5 Congress legislatively overturned the holding reached in Gitlitz through the enactment of Code § 108(d)(7)(A) in the Job Creation and Worker Assistance Act of 2002. P.L. 107-147. However, this change was not retroactive to the decision date of Gitlitz. The Gitlitz rule still applies to any discharge of indebtedness before March 1, 2002, pursuant to a plan of reorganization filed with a bankruptcy court on or before October 11, 2001. P.L. 107-47, § 402(b). Under the current rule of Code § 108(d)(7)(A), a discharge of indebtedness is excluded as an item of income of an S corporation under Code § 108(a), but is not taken into account as an item of income that flows through to any shareholder under Code § 1366(a), thus providing no increase in basis for the shareholders.
6 Because we find that that was no discharge of indebtedness that would create the increased basis claimed by petitioners in their shares of Crane during the years at issue, we do not reach the other arguments raised by the Department in these matters.
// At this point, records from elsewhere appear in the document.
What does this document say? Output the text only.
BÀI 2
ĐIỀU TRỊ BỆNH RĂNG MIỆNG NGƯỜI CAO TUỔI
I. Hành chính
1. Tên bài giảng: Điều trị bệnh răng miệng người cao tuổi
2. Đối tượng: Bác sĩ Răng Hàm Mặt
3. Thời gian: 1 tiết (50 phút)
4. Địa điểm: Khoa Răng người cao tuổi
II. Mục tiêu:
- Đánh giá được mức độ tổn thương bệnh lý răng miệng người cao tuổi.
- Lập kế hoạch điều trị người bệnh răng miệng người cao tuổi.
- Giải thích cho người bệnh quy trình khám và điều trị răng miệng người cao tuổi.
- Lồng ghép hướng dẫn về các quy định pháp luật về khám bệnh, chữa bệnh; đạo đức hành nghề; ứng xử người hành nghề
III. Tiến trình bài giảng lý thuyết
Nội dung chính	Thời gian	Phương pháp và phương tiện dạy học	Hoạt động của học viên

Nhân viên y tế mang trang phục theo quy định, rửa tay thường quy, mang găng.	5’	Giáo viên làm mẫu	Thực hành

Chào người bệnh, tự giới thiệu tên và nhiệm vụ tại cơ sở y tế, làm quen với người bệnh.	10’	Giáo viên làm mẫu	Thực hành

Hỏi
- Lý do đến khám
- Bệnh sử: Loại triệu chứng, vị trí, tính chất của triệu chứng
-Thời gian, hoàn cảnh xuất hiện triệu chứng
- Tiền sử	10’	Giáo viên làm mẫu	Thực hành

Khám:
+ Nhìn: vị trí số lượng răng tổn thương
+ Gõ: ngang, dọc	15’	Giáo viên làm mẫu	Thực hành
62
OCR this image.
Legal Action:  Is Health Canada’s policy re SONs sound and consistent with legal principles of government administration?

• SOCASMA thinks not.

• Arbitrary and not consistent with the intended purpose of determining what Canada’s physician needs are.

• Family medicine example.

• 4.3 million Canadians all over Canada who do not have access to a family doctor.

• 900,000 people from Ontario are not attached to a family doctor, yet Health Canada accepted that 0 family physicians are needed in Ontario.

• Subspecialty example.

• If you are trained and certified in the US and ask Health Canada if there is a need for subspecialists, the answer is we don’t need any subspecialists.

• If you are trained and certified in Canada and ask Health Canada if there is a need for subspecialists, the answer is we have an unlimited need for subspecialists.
7 The Court further noted that the U.S. Supreme Court upheld the result in another case involving Wis. Stats. Ch. 128 partly on the grounds that the case did not involve the discharge of a debtor. Mader's Store, 77 Wis. 2d at 585-86, citing Pobreslo v. Joseph M. Boyd Co., 287 U.S. 518, 525 (1933); see, also, In re Wisconsin Builders Supply Co., 239 F.2d 649 (7th Cir. 1956).